By Evan Raftes | Project Leader
In parts of Ukraine, the danger doesn't announce itself. It just lands — and waits.
Russia has begun using cheap FPV drones to drop small anti-personnel mines across residential areas in cities like Kherson. They're called "Pryanik" — gingerbread — and the name almost sounds like a joke until you understand what they're designed to do. Round, palm-sized, wrapped in camouflage fabric. They disappear into grass, into litter, into the spaces where kids play. Seven kilograms of pressure is enough to trigger one. A toddler weighs more than that.
This isn't a front-line tactic.
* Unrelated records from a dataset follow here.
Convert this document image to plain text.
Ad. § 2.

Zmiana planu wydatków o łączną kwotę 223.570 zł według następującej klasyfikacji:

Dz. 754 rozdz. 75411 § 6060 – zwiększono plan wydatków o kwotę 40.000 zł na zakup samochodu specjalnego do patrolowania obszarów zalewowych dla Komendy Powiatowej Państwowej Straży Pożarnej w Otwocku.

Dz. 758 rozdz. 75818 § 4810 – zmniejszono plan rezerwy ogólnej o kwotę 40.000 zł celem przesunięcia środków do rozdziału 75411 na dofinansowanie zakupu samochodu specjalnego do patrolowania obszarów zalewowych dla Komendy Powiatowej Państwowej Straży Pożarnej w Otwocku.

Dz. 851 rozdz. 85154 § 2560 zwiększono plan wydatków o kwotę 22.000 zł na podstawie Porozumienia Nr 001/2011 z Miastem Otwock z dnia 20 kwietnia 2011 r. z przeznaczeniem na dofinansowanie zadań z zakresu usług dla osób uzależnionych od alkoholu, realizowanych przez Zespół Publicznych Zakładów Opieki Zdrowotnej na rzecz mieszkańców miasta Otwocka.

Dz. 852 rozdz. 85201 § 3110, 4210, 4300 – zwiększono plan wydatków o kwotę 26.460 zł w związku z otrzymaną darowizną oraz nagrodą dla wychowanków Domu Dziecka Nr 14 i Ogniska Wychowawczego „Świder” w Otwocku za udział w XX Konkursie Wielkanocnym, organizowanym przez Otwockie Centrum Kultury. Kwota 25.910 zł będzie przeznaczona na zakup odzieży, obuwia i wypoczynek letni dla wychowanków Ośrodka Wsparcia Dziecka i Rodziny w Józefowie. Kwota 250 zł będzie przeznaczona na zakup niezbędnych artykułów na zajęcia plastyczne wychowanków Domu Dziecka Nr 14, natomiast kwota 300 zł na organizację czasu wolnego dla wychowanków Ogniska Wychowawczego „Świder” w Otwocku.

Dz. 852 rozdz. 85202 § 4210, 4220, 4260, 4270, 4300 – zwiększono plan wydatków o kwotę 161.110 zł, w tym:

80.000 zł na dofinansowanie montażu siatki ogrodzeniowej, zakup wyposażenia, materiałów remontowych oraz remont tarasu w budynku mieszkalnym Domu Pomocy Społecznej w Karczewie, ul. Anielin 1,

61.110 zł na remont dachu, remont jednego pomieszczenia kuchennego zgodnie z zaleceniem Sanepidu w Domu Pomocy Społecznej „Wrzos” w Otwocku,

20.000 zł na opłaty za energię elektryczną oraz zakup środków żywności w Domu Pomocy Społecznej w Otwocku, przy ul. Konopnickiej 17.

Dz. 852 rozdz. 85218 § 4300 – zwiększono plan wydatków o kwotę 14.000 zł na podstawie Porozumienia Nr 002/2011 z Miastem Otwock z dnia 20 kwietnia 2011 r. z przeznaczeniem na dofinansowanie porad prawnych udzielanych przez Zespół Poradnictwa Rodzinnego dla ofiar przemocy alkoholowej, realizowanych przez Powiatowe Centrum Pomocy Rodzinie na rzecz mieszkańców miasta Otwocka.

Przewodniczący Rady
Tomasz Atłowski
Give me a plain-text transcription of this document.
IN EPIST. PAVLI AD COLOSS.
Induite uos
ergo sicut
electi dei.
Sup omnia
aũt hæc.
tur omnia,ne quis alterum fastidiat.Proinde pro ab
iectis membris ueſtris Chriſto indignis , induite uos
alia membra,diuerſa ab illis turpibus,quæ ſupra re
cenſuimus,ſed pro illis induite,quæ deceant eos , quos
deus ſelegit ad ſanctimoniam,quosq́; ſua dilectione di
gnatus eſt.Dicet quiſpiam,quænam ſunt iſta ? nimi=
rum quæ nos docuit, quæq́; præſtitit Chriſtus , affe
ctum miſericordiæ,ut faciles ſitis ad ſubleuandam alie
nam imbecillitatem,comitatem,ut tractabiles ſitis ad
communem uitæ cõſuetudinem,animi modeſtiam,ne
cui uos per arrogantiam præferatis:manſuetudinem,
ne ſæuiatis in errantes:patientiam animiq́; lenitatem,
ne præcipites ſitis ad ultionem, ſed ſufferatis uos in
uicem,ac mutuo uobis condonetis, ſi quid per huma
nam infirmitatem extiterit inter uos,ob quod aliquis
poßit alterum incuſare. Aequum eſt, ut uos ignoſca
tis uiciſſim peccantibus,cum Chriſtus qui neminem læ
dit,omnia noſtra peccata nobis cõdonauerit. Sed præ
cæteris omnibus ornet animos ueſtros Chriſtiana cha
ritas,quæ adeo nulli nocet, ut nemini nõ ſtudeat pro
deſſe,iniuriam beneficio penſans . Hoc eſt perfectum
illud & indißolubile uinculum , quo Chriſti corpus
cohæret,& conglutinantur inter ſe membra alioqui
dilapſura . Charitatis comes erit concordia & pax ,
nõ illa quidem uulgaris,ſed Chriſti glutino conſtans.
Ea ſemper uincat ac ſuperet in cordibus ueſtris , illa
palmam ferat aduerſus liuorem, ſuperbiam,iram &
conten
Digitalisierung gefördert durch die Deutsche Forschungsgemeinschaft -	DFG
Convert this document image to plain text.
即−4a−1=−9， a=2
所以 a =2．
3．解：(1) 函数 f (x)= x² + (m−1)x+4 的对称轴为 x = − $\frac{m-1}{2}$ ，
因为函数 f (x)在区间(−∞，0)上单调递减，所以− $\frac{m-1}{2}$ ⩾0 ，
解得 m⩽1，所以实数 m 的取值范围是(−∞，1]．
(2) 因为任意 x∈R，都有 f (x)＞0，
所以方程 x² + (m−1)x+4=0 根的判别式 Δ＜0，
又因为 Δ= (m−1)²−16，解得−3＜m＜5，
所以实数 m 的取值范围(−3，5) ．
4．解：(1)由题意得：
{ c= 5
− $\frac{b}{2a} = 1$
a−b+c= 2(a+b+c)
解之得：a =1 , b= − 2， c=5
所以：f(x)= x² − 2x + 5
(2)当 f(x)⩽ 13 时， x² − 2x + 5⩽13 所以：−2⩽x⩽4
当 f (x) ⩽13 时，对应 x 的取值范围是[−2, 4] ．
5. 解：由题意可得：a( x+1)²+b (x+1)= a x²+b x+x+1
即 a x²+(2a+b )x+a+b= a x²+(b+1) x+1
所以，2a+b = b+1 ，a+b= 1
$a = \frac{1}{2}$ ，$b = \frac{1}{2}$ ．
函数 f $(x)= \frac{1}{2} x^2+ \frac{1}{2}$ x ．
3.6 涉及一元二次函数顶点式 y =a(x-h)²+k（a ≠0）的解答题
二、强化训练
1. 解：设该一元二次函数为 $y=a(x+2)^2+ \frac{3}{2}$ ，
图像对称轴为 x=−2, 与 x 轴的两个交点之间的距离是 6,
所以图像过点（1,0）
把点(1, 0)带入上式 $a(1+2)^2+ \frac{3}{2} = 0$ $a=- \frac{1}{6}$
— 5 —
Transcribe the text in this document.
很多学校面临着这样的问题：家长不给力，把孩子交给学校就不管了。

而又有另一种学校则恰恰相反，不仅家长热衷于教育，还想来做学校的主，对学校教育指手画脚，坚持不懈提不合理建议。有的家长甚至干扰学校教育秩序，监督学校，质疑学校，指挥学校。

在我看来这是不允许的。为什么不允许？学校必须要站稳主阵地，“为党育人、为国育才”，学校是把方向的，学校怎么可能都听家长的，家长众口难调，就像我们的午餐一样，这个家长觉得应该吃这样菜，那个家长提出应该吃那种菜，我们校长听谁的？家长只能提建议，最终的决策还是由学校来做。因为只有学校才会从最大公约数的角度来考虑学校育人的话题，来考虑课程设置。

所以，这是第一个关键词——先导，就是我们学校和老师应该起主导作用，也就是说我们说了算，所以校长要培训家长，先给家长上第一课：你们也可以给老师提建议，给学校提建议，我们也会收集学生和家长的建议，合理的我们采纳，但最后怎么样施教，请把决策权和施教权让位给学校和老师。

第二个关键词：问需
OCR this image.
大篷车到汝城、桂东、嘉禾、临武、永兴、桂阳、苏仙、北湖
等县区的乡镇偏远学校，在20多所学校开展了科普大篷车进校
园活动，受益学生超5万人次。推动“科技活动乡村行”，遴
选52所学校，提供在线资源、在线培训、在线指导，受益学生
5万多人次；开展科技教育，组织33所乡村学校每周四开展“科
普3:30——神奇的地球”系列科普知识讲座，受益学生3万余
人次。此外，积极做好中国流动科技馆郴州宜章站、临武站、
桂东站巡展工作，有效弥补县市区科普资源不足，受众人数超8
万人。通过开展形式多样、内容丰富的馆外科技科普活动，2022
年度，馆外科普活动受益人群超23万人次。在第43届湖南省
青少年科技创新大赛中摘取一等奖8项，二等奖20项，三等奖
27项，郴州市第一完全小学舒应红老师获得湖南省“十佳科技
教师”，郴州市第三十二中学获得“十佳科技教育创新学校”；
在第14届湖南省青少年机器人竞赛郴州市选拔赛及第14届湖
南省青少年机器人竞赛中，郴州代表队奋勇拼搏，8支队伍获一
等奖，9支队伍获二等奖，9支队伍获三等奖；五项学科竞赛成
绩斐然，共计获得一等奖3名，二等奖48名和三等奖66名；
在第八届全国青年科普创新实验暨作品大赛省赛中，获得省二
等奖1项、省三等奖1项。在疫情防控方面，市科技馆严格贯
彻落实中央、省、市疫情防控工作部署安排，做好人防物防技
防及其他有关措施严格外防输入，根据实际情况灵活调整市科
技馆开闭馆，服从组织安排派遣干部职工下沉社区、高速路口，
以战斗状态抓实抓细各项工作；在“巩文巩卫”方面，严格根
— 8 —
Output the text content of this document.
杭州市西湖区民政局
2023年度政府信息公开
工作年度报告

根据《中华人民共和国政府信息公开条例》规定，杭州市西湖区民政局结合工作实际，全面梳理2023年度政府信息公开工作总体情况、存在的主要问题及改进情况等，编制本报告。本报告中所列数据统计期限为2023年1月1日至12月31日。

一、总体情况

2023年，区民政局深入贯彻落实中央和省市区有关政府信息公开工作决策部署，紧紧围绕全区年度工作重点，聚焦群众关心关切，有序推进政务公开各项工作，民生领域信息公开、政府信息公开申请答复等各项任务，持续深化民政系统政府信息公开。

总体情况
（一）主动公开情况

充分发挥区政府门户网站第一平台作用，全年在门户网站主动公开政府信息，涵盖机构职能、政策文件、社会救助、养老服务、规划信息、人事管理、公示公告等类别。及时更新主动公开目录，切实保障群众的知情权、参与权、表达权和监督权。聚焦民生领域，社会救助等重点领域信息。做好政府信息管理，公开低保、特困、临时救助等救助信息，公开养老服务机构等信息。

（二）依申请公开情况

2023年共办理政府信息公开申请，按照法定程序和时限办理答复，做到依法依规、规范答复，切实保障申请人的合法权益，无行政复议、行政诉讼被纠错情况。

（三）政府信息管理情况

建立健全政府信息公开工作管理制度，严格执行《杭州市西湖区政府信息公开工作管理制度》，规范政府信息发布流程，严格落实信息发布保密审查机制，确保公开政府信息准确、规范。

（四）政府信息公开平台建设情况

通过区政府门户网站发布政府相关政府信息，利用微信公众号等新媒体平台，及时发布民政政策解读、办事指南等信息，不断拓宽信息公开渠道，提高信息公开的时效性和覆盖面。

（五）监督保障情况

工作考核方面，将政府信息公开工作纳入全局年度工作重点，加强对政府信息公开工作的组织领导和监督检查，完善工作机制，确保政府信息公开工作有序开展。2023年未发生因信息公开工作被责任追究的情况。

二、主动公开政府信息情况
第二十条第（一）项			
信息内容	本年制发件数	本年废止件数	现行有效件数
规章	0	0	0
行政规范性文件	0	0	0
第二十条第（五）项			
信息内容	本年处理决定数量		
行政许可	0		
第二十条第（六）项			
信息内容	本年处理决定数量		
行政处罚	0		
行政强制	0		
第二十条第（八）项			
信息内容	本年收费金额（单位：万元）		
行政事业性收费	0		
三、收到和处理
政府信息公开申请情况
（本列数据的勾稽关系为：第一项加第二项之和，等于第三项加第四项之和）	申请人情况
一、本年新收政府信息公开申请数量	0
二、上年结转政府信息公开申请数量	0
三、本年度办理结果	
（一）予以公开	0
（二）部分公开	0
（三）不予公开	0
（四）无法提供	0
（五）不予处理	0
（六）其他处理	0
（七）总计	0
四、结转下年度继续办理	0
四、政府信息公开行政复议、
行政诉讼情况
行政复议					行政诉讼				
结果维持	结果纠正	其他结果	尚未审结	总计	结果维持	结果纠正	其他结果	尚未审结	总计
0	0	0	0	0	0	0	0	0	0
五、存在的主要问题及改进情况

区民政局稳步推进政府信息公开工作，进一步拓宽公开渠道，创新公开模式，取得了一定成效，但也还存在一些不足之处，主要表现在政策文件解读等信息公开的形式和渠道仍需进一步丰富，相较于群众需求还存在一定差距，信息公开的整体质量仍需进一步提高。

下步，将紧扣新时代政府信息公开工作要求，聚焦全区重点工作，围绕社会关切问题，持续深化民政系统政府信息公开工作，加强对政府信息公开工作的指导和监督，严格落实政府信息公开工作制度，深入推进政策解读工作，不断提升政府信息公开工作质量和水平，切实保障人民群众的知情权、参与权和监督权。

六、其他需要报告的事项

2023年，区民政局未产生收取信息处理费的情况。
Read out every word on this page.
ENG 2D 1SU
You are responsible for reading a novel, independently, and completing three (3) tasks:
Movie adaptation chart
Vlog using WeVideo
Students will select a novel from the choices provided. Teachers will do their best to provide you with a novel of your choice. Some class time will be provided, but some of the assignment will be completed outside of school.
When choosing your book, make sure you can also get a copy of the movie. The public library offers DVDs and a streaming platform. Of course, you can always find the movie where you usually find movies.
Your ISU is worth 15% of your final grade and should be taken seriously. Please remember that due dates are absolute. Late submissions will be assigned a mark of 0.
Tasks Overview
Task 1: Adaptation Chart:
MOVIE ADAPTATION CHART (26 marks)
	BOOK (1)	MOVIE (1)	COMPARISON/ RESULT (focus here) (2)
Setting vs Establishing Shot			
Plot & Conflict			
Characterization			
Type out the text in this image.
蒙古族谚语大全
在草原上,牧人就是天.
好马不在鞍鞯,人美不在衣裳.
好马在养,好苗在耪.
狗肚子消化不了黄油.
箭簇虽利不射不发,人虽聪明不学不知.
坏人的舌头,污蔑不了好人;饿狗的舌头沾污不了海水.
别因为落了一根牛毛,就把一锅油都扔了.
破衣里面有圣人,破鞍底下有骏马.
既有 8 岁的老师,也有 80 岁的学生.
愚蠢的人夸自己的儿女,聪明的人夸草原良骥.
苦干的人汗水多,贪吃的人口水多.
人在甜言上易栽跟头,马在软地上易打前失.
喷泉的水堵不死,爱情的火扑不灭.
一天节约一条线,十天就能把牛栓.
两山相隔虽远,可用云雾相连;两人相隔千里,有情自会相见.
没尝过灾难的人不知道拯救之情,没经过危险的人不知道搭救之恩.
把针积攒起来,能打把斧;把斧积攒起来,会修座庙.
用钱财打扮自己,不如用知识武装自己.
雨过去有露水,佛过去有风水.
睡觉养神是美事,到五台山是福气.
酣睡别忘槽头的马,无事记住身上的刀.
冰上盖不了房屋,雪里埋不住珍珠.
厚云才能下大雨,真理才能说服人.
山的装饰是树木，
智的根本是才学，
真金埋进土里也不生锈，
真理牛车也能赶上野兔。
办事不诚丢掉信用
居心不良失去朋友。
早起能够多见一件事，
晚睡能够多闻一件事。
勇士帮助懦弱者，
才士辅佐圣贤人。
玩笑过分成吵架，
It's a neighborhood one.
Kherson's 60,000 remaining residents already spend most of their time in basements, listening for the sound of drones overhead. Now the ground outside their doors has become part of the threat. Walking to a pharmacy. Stepping into the yard. Letting a child outside for an hour. Every ordinary thing carries a calculation it shouldn't have to.
For our team at Hope For Ukraine, this has changed how everything works.
Aid deliveries are timed around bad weather, when drone activity slows. Teams look for tree cover in the open air. Residents hesitate at their own doors, listening before they step out. What used to be a logistics challenge is now a safety operation at every turn.
And yet the need doesn't stop. Families still need food. Homes still lose power. Children still need somewhere to just be children.
Through our Family Support Program, we're delivering food kits and essential supplies to families who can't safely leave.
Through our Solar Energy Resilience Program, we're keeping lights and heat on when the grid goes down.
Through our Children's Programs, we're giving kids after-school activities and summer camps — real moments of normalcy inside a situation that has very little of it.
As of April 2026, 1,431 people have been injured by Russian mines and explosive remnants since the full-scale invasion began. 147 of them were children.
That number will keep growing unless conditions change. Until they do, we'll keep showing up — adjusting, adapting, and making sure families in Kherson know they haven't been forgotten.
Your support makes that possible. Thank you for being part of this.